The numbers are in, and there are 207 students at RIC who started receiving free tuition at RIC through the new Hope Scholarship this fall, part of a program launched by Governor Dan McKee and approved by the General Assembly earlier this year.
The Hope Scholarship is RIC’s version of the Promise scholarship, which offers two years of free tuition at CCRI to all new high school graduates. At RIC, students are required to pay tuition for their freshman and sophomore years, but they are eligible to go to school for free during their final two years as long as they are a Rhode Island resident, maintain a 2.5 grade point average, and have 60 credits under their belt. Adult learners who are age 24 or older are also eligible for the program.
The scholarship also requires students to commit to living, working, or continuing their education in Rhode Island after they graduate, although there aren’t any penalties associated with moving away (the vast majority of RIC graduates stay in the state).
Like Rhode Island Promise at CCRI, the program offers what are known as “last-dollar” scholarships, which means students are required to use all forms of non-loan financial aid and other scholarships before the state covers any remaining costs.
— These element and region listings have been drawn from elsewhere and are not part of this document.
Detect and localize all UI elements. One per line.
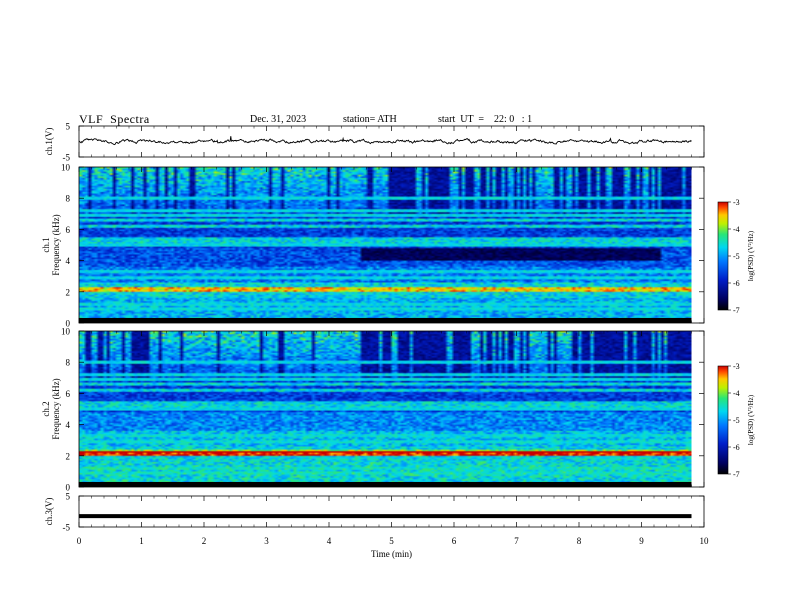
- x-axis-label: Time (min): [371, 549, 412, 559]
- ch2-spectrogram-ytick-label: 10: [61, 327, 71, 337]
- x-tick-label: 10: [700, 536, 710, 546]
- ch1-colorbar: [717, 201, 729, 311]
- ch2-spectrogram-ytick-label: 6: [66, 389, 71, 399]
- ch1-waveform-ylabel: ch.1(V): [44, 128, 54, 156]
- ch2-spectrogram-ytick-label: 2: [66, 451, 71, 461]
- ch2-colorbar: [717, 365, 729, 475]
- ch3-waveform-ytick-label: 5: [66, 492, 71, 502]
- ch1-spectrogram-image-base-band: [79, 318, 692, 323]
- x-tick-label: 6: [452, 536, 457, 546]
- start-time-label: start UT = 22: 0 : 1: [438, 114, 533, 125]
- ch1-spectrogram-ylabel: Frequency (kHz): [51, 214, 61, 275]
- x-tick-label: 0: [77, 536, 82, 546]
- x-tick-label: 9: [639, 536, 644, 546]
- ch1-spectrogram-channel-label: ch.1: [41, 237, 51, 252]
- x-tick-label: 4: [327, 536, 332, 546]
- ch2-spectrogram-ytick-label: 0: [66, 483, 71, 493]
- ch1-spectrogram-ytick-label: 8: [66, 194, 71, 204]
- ch3-waveform-ylabel: ch.3(V): [44, 498, 54, 526]
- x-tick-label: 7: [514, 536, 519, 546]
- ch1-colorbar-tick-label: -5: [733, 252, 740, 261]
- ch1-waveform-line: [78, 136, 692, 146]
- x-tick-label: 5: [389, 536, 394, 546]
- date-label: Dec. 31, 2023: [250, 114, 307, 125]
- ch1-colorbar-tick-label: -6: [733, 279, 740, 288]
- x-tick-label: 3: [264, 536, 269, 546]
- ch1-spectrogram-image: [79, 167, 692, 323]
- ch2-spectrogram-ytick-label: 8: [66, 358, 71, 368]
- ch1-waveform-ytick-label: 5: [66, 122, 71, 132]
- plot-title: VLF Spectra: [79, 112, 150, 126]
- ch1-spectrogram-ytick-label: 2: [66, 287, 71, 297]
- ch3-waveform-ytick-label: -5: [63, 523, 71, 533]
- ch1-colorbar-tick-label: -7: [733, 306, 740, 315]
- ch1-spectrogram-ytick-label: 0: [66, 319, 71, 329]
- ch2-spectrogram-ylabel: Frequency (kHz): [51, 378, 61, 439]
- ch2-colorbar-tick-label: -3: [733, 362, 740, 371]
- ch2-colorbar-label: log(PSD) (V²/Hz): [747, 394, 755, 445]
- ch2-spectrogram-ytick-label: 4: [66, 420, 71, 430]
- ch1-spectrogram-ytick-label: 6: [66, 225, 71, 235]
- ch1-waveform-ytick-label: -5: [63, 153, 71, 163]
- ch2-colorbar-tick-label: -6: [733, 443, 740, 452]
- ch1-colorbar-tick-label: -4: [733, 225, 740, 234]
- x-tick-label: 1: [139, 536, 144, 546]
- ch2-spectrogram-image: [79, 331, 692, 487]
- ch1-spectrogram-ytick-label: 4: [66, 256, 71, 266]
- ch1-colorbar-label: log(PSD) (V²/Hz): [747, 230, 755, 281]
- ch2-spectrogram-image-base-band: [79, 482, 692, 487]
- ch1-spectrogram-ytick-label: 10: [61, 163, 71, 173]
- ch2-colorbar-tick-label: -5: [733, 416, 740, 425]
- ch1-colorbar-tick-label: -3: [733, 198, 740, 207]
- ch2-colorbar-tick-label: -4: [733, 389, 740, 398]
- ch2-colorbar-tick-label: -7: [733, 470, 740, 479]
- x-tick-label: 2: [202, 536, 207, 546]
- station-label: station= ATH: [343, 114, 397, 125]
- ch2-spectrogram-channel-label: ch.2: [41, 401, 51, 416]
- x-tick-label: 8: [577, 536, 582, 546]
John Taraborelli, a spokesman at RIC, said there are 321 students eligible for the Hope scholarship this year, but only 207 needed tuition assistance. The others already had grants and scholarships paying for their tuition.
RIC spent the summer heavily promoting the Hope Scholarship, and officials are hopeful that the offer of two years of no tuition will boost enrollment in the coming years.
Overall enrollment at RIC this fall is at 5,784, nearly identical to the same point last year. But new undergraduate registration was up 17.7 percent compared to last year, according to the college.